Re: [PATCH] panic, kexec: Don't mutex_trylock() in __crash_kexec()

From: Petr Mladek
Date: Fri Jun 17 2022 - 09:52:46 EST


On Fri 2022-06-17 12:52:05, Valentin Schneider wrote:
> Hi Tao,
>
> On 17/06/22 18:42, Tao Zhou wrote:
> > Hi Valentin,
> >
> > On Thu, Jun 16, 2022 at 01:37:09PM +0100, Valentin Schneider wrote:
> >> @@ -964,24 +966,31 @@ late_initcall(kexec_core_sysctl_init);
> >> */
> >> void __noclone __crash_kexec(struct pt_regs *regs)
> >> {
> >> - /* Take the kexec_mutex here to prevent sys_kexec_load
> >> - * running on one cpu from replacing the crash kernel
> >> - * we are using after a panic on a different cpu.
> >> + /*
> >> + * This should be taking kexec_mutex before doing anything with the
> >> + * kexec_crash_image, but this code can be run in NMI context which
> >> + * means we can't even trylock.
> >> *
> >> - * If the crash kernel was not located in a fixed area
> >> - * of memory the xchg(&kexec_crash_image) would be
> >> - * sufficient. But since I reuse the memory...
> >> + * Pairs with smp_mb() in do_kexec_load() and sys_kexec_file_load()
> >> */
> >> - if (mutex_trylock(&kexec_mutex)) {
> >> - if (kexec_crash_image) {
> >> - struct pt_regs fixed_regs;
> >> -
> >> - crash_setup_regs(&fixed_regs, regs);
> >> - crash_save_vmcoreinfo();
> >> - machine_crash_shutdown(&fixed_regs);
> >> - machine_kexec(kexec_crash_image);
> >> - }
> >> - mutex_unlock(&kexec_mutex);
> >> + WRITE_ONCE(panic_wants_kexec, true);
> >> + smp_mb();
> >> + /*
> >> + * If we're panic'ing while someone else is messing with the crash
> >> + * kernel, this isn't going to end well.
> >> + */
> >> + if (READ_ONCE(kexec_loading)) {
> >> + WRITE_ONCE(panic_wants_kexec, false);
> >> + return;
> >> + }
> >
> > So this is from NMI. The mutex guarantee that kexec_file_load() or
> > do_kexec_load() just one of them beat on cpu. NMI can happen on more
> > than one cpu. That means that here be cumulativity here IMHO.
> >
>
> If you look at __crash_kexec() in isolation yes, but if you look at panic()
> and nmi_panic() only a single NMI can get in there. I think that is also
> true for invocations via crash_kexec().

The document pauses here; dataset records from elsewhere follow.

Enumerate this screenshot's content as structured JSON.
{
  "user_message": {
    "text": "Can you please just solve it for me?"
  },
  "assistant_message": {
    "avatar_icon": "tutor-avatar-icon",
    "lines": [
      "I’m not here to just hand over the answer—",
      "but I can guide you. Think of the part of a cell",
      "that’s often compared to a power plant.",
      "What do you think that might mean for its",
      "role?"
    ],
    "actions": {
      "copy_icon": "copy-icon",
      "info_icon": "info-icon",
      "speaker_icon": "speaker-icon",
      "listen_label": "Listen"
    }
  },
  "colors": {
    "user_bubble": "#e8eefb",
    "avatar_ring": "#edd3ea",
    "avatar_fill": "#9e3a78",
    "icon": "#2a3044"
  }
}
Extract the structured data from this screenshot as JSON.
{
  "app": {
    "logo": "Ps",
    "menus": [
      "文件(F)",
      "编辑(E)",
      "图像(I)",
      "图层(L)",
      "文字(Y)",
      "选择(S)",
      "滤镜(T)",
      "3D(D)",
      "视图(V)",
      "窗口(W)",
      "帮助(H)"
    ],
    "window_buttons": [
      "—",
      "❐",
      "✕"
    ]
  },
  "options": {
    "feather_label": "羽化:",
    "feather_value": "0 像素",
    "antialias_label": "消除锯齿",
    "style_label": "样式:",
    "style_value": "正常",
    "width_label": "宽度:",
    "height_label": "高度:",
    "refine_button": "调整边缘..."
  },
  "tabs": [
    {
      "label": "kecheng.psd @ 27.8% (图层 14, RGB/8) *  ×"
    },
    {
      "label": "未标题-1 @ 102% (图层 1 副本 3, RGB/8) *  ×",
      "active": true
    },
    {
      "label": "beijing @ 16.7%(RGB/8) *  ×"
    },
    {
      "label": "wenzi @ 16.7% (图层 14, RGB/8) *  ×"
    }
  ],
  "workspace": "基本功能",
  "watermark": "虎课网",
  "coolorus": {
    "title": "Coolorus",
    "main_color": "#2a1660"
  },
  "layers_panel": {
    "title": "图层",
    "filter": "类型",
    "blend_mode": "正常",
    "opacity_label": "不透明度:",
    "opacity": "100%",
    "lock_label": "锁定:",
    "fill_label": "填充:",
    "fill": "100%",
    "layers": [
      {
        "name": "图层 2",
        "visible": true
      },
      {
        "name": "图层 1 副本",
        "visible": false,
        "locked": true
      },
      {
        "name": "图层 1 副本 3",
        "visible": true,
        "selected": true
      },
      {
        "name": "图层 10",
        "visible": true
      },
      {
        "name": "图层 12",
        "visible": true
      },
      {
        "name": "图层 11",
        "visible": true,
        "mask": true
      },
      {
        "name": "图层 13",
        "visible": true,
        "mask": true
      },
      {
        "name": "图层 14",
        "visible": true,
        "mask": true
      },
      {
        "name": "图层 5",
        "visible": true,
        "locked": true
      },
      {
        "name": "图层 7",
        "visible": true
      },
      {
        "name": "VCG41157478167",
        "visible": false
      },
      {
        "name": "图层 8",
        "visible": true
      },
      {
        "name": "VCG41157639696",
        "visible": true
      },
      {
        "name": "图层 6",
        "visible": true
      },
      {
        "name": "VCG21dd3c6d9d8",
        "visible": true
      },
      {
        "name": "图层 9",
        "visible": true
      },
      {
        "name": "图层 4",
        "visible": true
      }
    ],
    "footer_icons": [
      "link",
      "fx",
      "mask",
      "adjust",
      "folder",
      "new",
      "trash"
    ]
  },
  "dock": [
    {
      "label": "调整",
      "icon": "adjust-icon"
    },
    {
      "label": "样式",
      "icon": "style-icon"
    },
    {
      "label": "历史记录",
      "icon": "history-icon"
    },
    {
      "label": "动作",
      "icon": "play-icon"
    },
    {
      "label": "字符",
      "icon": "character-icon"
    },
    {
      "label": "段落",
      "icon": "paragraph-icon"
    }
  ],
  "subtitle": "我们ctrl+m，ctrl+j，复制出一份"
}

It is true that panic() could be called only once, see this code
in panic():

* Only one CPU is allowed to execute the panic code from here. For
this_cpu = raw_smp_processor_id();
old_cpu = atomic_cmpxchg(&panic_cpu, PANIC_CPU_INVALID, this_cpu);

if (old_cpu != PANIC_CPU_INVALID && old_cpu != this_cpu)
panic_smp_self_stop();


One the other hand, the aproach with two variables is strage
and brings exactly these questions.

If a trylock is enough that the mutex can be replaced by two
simple atomic operations. The mutex would be needed only
when a user really would need to wait for another one.


atomic_t crash_kexec_lock;

/* trylock part */
if (atomic_cmpxchg_acquire(&crash_kexec_lock, 0, 1) != 0)
return -EBUSY;

/* do anything guarded by crash_kexec_lock */

/* release lock */
atomic_set_release(&crash_kexec_lock, 0);

The _acquire, _release variants will do the barriers correctly.

Best Regards,
Petr